Dick Baker supports organisations to develop new ways of working to better reflect the complexity of the modern work environment. He specialises in organisational design, and governance systems and board practices across different sectors. He is a member of Future Considerations and is passionate about supporting the shift to a more purposeful organisational world. He can be contacted at dick@
Photo credit for Featured Image/graphic link: Marek52 via Foter.com / CC BY-NC
hi Dick, thank you for taking up this subject. The ownership issue is really one of the important missing pieces in the Teal organisation jigsaw 🙂 Await your next article with anticipation 🙂
Without addressing the ownership issue any talk on “self-management” is very limited and limiting. A good exception is Encode.org, where all partners have equity! Enspiral is also interesting, but their model seems to be more a federation of cooperatives than a business that can perform large-scale coordination within the same enterprise.
I really really want to see humans develop more options for “ownership” in all arenas of life.
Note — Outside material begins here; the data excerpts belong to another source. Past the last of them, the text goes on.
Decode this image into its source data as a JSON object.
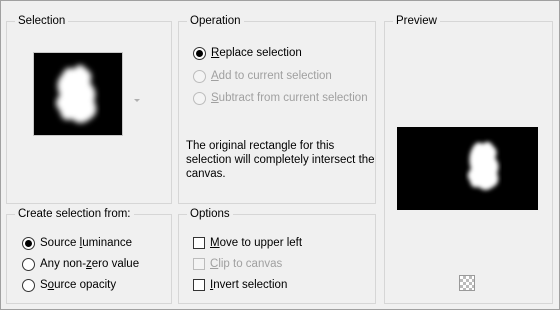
{
  "selection": {
    "title": "Selection",
    "thumbnail_icon": "selection-mask-thumbnail"
  },
  "operation": {
    "title": "Operation",
    "options": [
      {
        "pre": "",
        "key": "R",
        "post": "eplace selection",
        "checked": true,
        "enabled": true
      },
      {
        "pre": "",
        "key": "A",
        "post": "dd to current selection",
        "checked": false,
        "enabled": false
      },
      {
        "pre": "",
        "key": "S",
        "post": "ubtract from current selection",
        "checked": false,
        "enabled": false
      }
    ],
    "message": "The original rectangle for this selection will completely intersect the canvas."
  },
  "preview": {
    "title": "Preview",
    "transparency_icon": "checkerboard-icon"
  },
  "create_from": {
    "title": "Create selection from:",
    "options": [
      {
        "pre": "Source ",
        "key": "l",
        "post": "uminance",
        "checked": true
      },
      {
        "pre": "Any non-",
        "key": "z",
        "post": "ero value",
        "checked": false
      },
      {
        "pre": "S",
        "key": "o",
        "post": "urce opacity",
        "checked": false
      }
    ]
  },
  "options": {
    "title": "Options",
    "checks": [
      {
        "pre": "",
        "key": "M",
        "post": "ove to upper left",
        "checked": false,
        "enabled": true
      },
      {
        "pre": "",
        "key": "C",
        "post": "lip to canvas",
        "checked": false,
        "enabled": false
      },
      {
        "pre": "",
        "key": "I",
        "post": "nvert selection",
        "checked": false,
        "enabled": true
      }
    ]
  },
  "colors": {
    "background": "#f0f0f0",
    "group_border": "#d6d6d6",
    "disabled_text": "#a0a0a0",
    "mask_bg": "#000000",
    "mask_fg": "#ffffff"
  }
}
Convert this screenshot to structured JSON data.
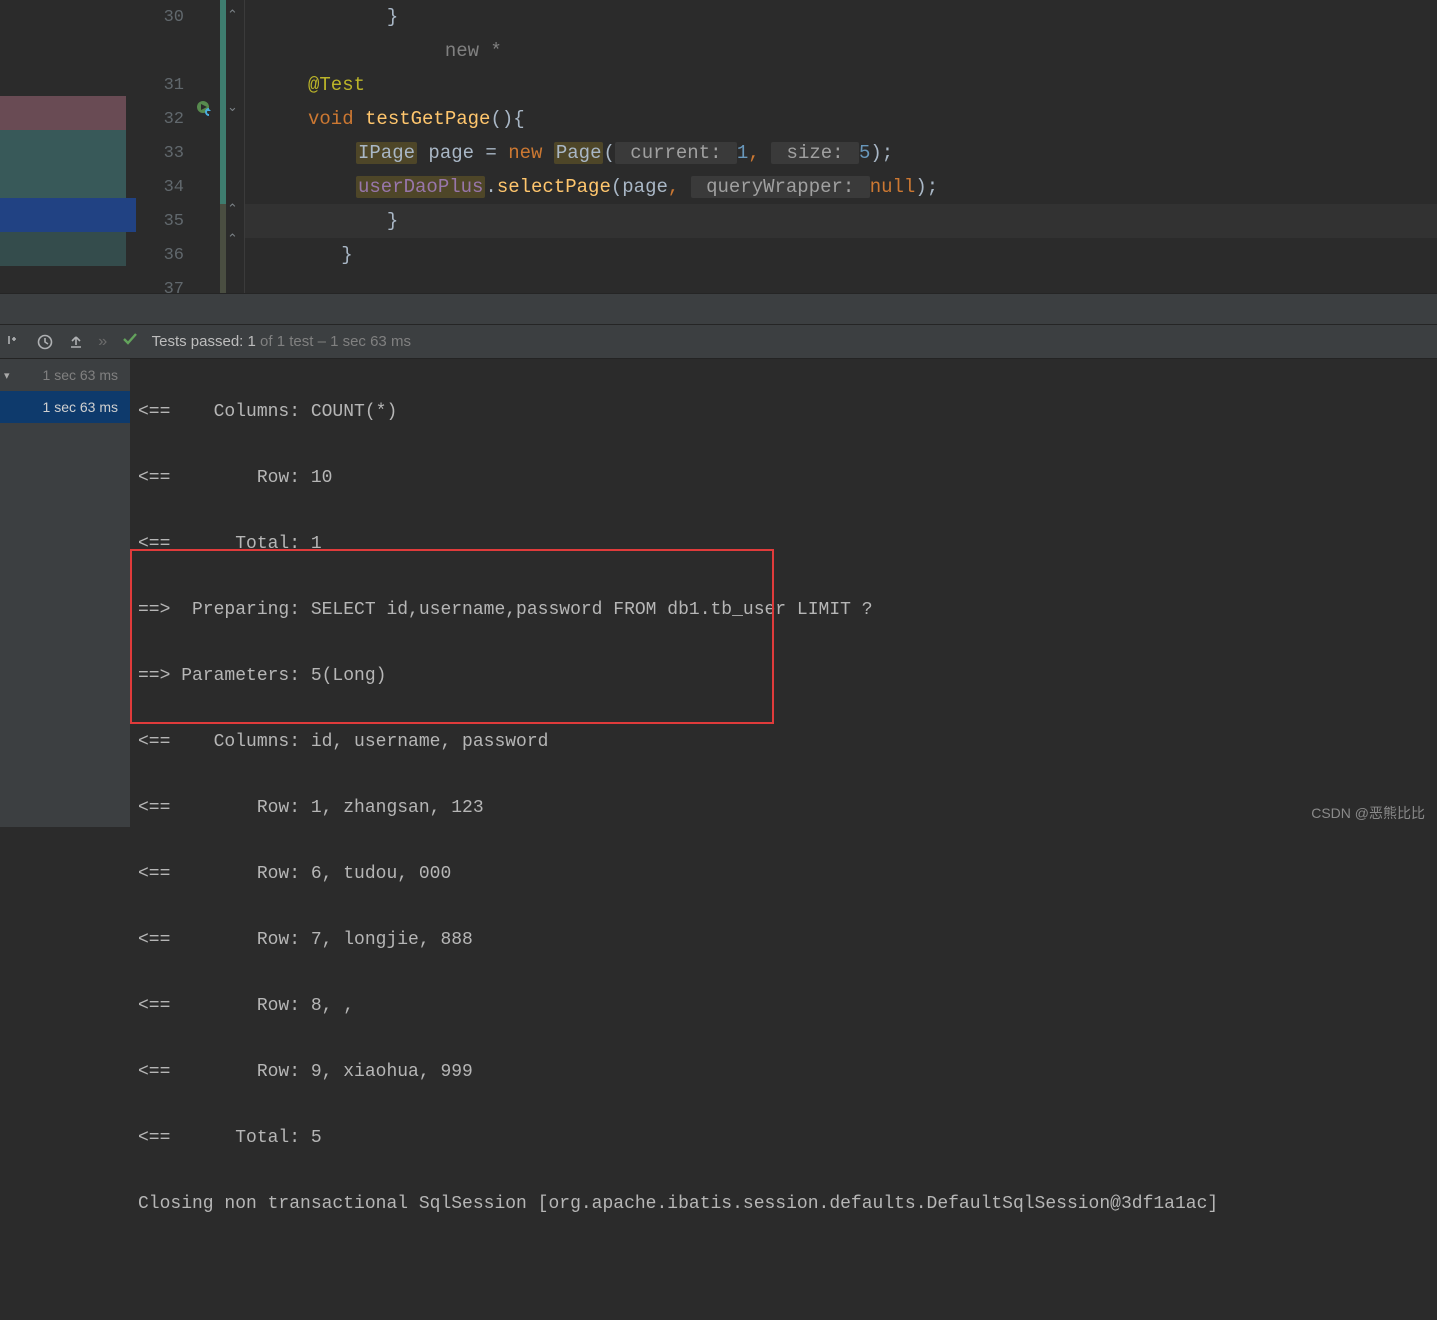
{
  "code": {
    "line_numbers": [
      "30",
      "",
      "31",
      "32",
      "33",
      "34",
      "35",
      "36",
      "37"
    ],
    "l30_brace": "            }",
    "l_newstar": "            new *",
    "l31_anno": "@Test",
    "l32_kw_void": "void",
    "l32_name": "testGetPage",
    "l32_tail": "(){",
    "l33_type": "IPage",
    "l33_var": "page",
    "l33_eq": " = ",
    "l33_new": "new",
    "l33_class": "Page",
    "l33_paren_open": "(",
    "l33_p1_label": " current: ",
    "l33_p1_val": "1",
    "l33_comma1": ",",
    "l33_p2_label": " size: ",
    "l33_p2_val": "5",
    "l33_tail": ");",
    "l34_field": "userDaoPlus",
    "l34_dot": ".",
    "l34_call": "selectPage",
    "l34_open": "(",
    "l34_arg1": "page",
    "l34_comma": ",",
    "l34_p_label": " queryWrapper: ",
    "l34_null": "null",
    "l34_tail": ");",
    "l35_brace": "            }",
    "l36_brace": "        }"
  },
  "toolbar": {
    "tests_passed_label": "Tests passed:",
    "tests_passed_count": "1",
    "tests_total": "of 1 test",
    "duration": "– 1 sec 63 ms"
  },
  "tree": {
    "row0": "1 sec 63 ms",
    "row1": "1 sec 63 ms"
  },
  "console": {
    "l1": "<==    Columns: COUNT(*)",
    "l2": "<==        Row: 10",
    "l3": "<==      Total: 1",
    "l4": "==>  Preparing: SELECT id,username,password FROM db1.tb_user LIMIT ?",
    "l5": "==> Parameters: 5(Long)",
    "l6": "<==    Columns: id, username, password",
    "l7": "<==        Row: 1, zhangsan, 123",
    "l8": "<==        Row: 6, tudou, 000",
    "l9": "<==        Row: 7, longjie, 888",
    "l10": "<==        Row: 8, ,",
    "l11": "<==        Row: 9, xiaohua, 999",
    "l12": "<==      Total: 5",
    "l13": "Closing non transactional SqlSession [org.apache.ibatis.session.defaults.DefaultSqlSession@3df1a1ac]"
  },
  "watermark": "CSDN @恶熊比比"
}
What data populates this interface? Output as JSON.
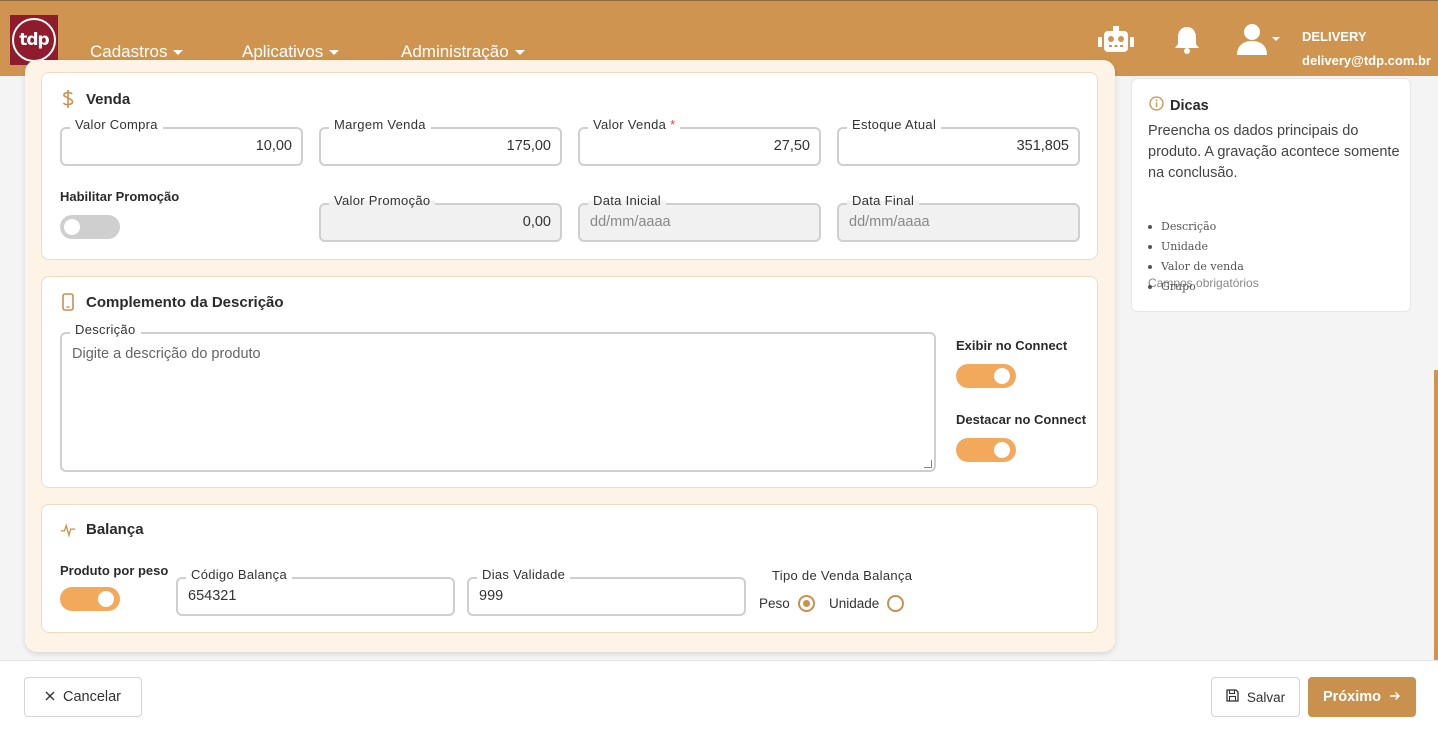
{
  "logo": {
    "text": "tdp"
  },
  "nav": {
    "items": [
      {
        "label": "Cadastros"
      },
      {
        "label": "Aplicativos"
      },
      {
        "label": "Administração"
      }
    ]
  },
  "user": {
    "name": "DELIVERY",
    "email": "delivery@tdp.com.br"
  },
  "venda": {
    "title": "Venda",
    "valor_compra": {
      "label": "Valor Compra",
      "value": "10,00"
    },
    "margem_venda": {
      "label": "Margem Venda",
      "value": "175,00"
    },
    "valor_venda": {
      "label": "Valor Venda",
      "required": "*",
      "value": "27,50"
    },
    "estoque_atual": {
      "label": "Estoque Atual",
      "value": "351,805"
    },
    "habilitar_promocao": {
      "label": "Habilitar Promoção",
      "on": false
    },
    "valor_promocao": {
      "label": "Valor Promoção",
      "value": "0,00"
    },
    "data_inicial": {
      "label": "Data Inicial",
      "placeholder": "dd/mm/aaaa"
    },
    "data_final": {
      "label": "Data Final",
      "placeholder": "dd/mm/aaaa"
    }
  },
  "complemento": {
    "title": "Complemento da Descrição",
    "descricao": {
      "label": "Descrição",
      "placeholder": "Digite a descrição do produto"
    },
    "exibir_connect": {
      "label": "Exibir no Connect",
      "on": true
    },
    "destacar_connect": {
      "label": "Destacar no Connect",
      "on": true
    }
  },
  "balanca": {
    "title": "Balança",
    "produto_por_peso": {
      "label": "Produto por peso",
      "on": true
    },
    "codigo_balanca": {
      "label": "Código Balança",
      "value": "654321"
    },
    "dias_validade": {
      "label": "Dias Validade",
      "value": "999"
    },
    "tipo_venda": {
      "label": "Tipo de Venda Balança",
      "options": [
        {
          "label": "Peso",
          "checked": true
        },
        {
          "label": "Unidade",
          "checked": false
        }
      ]
    }
  },
  "tips": {
    "title": "Dicas",
    "body": "Preencha os dados principais do produto. A gravação acontece somente na conclusão.",
    "required_title": "Campos obrigatórios",
    "required_fields": [
      "Descrição",
      "Unidade",
      "Valor de venda",
      "Grupo"
    ]
  },
  "footer": {
    "cancel_label": "Cancelar",
    "save_label": "Salvar",
    "next_label": "Próximo"
  },
  "colors": {
    "brand": "#cf9550",
    "accent": "#f2a95c",
    "logo_bg": "#8e1c2c"
  }
}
I am aware of a couple of dozen, and there are more being invented all the time! What makes the matter even MORE complex than this article and Jon’s article show, is that ownership is a parsed concept, not a singular concept. Rights of use, sale/disposal, and modification are separable, so “owning” isn’t even a “something”!! Most conversations don’t even specify which of those rights is being referred to by the concept “own.”
I’d like to call attention to Oliver Sylvester-Bradley’s exploration of ownership in the form of worker co-ops; he briefly touches on that aspect in this EE Magazine article, and has written more elsewhere. https://enliveningedge.org/views/collaborative-organisations-internet-age/
And of course, there are various forms of “commons” emerging; George Por is very involved with some of those. One could go on and on!!
What I hope will emerge is some PRINCIPLES around ownership, based on fundamentals of economic life and going back even further to how the whole concept of ownership itself evolved, because for so many thousands of years for humanity, it was absent, and is still absent for many people in the world. What function does the concept of ownership serve in what kinds of human life and relating, and how is the concept used for well-being and how does it get to be used for harm?